Au-delà de l’intrigue, relativement plaisante, le principal intérêt de l’album est la plongée rare qu’il offre dans l’univers des sans-abris de Los Angeles. Sans fard ou artifice, l’album développe une vision éprouvante d’un univers qui n’est clairement pas pensé pour que ses membres s’en sortent. Un prix de l’immobilier parmi les plus chers au monde, des autorités locales et étatiques qui mettent peu de moyens dans les accueils d’urgence, une prise en charge quasiment absente pour les troubles psychologiques… La représentation de cette situation ne peut que faire réfléchir le lecteur, d’autant plus qu’elle est rare dans l’univers des Comics ces derniers temps.
L’album offre aussi une mise en perspective intéressante du microcosme californien qui est réuni à Venice Beach, lieu de confrontation (depuis sa création) entre la réalité rêvée des classes les plus riches et celle le plus souvent brisée des plus pauvres qui espèrent y trouver refuge. L’album traite ainsi directement de la gentrification du quartier, où les pontes de l’économie numérique issus de la Silicon Valley espèrent voir partir au plus vite celles et ceux qu’ils considèrent comme des parasites. Une vision, certes un peu manichéenne, mais qui rappelle une réalité économique qui n’est pas celle du vivre-ensemble.

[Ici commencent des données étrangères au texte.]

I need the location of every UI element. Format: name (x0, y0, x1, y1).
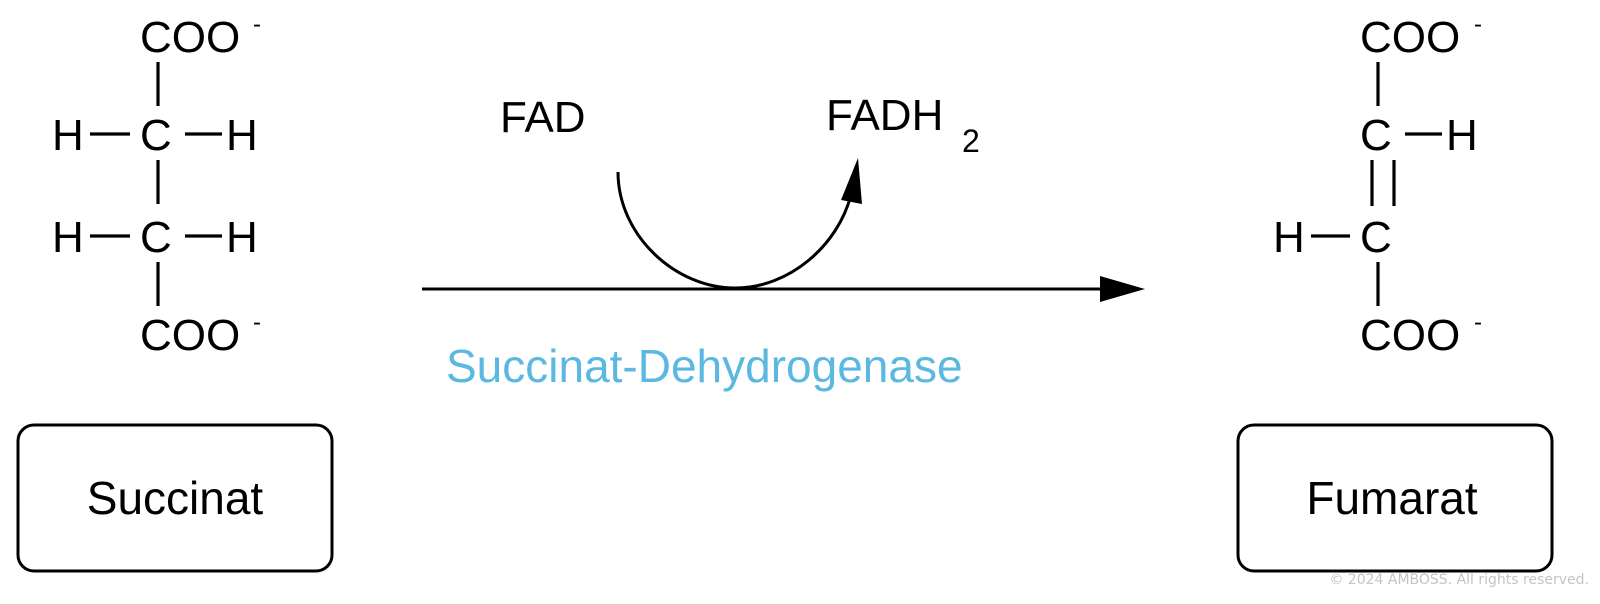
cofactor-curved-arrow (616, 158, 862, 290)
succinate-bottom-charge: - (253, 309, 261, 336)
succinate-top-carboxylate: COO (140, 13, 240, 62)
cofactor-arrowhead (841, 158, 862, 204)
enzyme-name: Succinat-Dehydrogenase (446, 340, 963, 392)
succinate-c2-right-hydrogen: H (226, 213, 258, 262)
fumarate-c1-carbon: C (1360, 111, 1392, 160)
succinate-c1-left-hydrogen: H (52, 111, 84, 160)
succinate-bottom-carboxylate: COO (140, 311, 240, 360)
cofactor-fad-label: FAD (500, 93, 586, 142)
succinate-c1-carbon: C (140, 111, 172, 160)
fumarate-c2-carbon: C (1360, 213, 1392, 262)
fumarate-c2-left-hydrogen: H (1273, 213, 1305, 262)
fumarate-label: Fumarat (1306, 472, 1477, 524)
copyright-notice: © 2024 AMBOSS. All rights reserved. (1329, 572, 1589, 588)
fumarate-label-box: Fumarat (1236, 423, 1554, 573)
succinate-c2-left-hydrogen: H (52, 213, 84, 262)
fumarate-bottom-charge: - (1474, 309, 1482, 336)
cofactor-fadh-subscript: 2 (962, 123, 980, 159)
fumarate-structure: COO - C H H C COO - (1273, 11, 1482, 360)
fumarate-top-carboxylate: COO (1360, 13, 1460, 62)
succinate-structure: COO - H C H H C H COO - (52, 11, 261, 360)
succinate-c2-carbon: C (140, 213, 172, 262)
succinate-label-box: Succinat (16, 423, 334, 573)
succinate-c1-right-hydrogen: H (226, 111, 258, 160)
succinate-label: Succinat (87, 472, 264, 524)
fumarate-c1-right-hydrogen: H (1446, 111, 1478, 160)
reaction-arrow (422, 276, 1145, 302)
succinate-top-charge: - (253, 11, 261, 38)
cofactor-arc (616, 171, 853, 290)
fumarate-top-charge: - (1474, 11, 1482, 38)
cofactor-fadh2-label: FADH 2 (826, 91, 980, 159)
cofactor-fadh-main: FADH (826, 91, 943, 140)
fumarate-bottom-carboxylate: COO (1360, 311, 1460, 360)
reaction-arrowhead (1100, 276, 1145, 302)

L’intrigue de l’album est portée par les planches agréables du dessinateur Alberto Ponticelli qui parvient par la justesse de son trait à dépeindre un environnement bien difficile.
Animé par son personnage principal, ni foncièrement bon, ni foncièrement mauvais, mais poussé par une empathie certaine, Goodnight Paradise est un album qui mérite le coup d’œil pour son propos social assumé et son intrigue efficace qui réserve un agréable retournement de situation au moment de sa conclusion.
(par Romuald LEFEBVRE)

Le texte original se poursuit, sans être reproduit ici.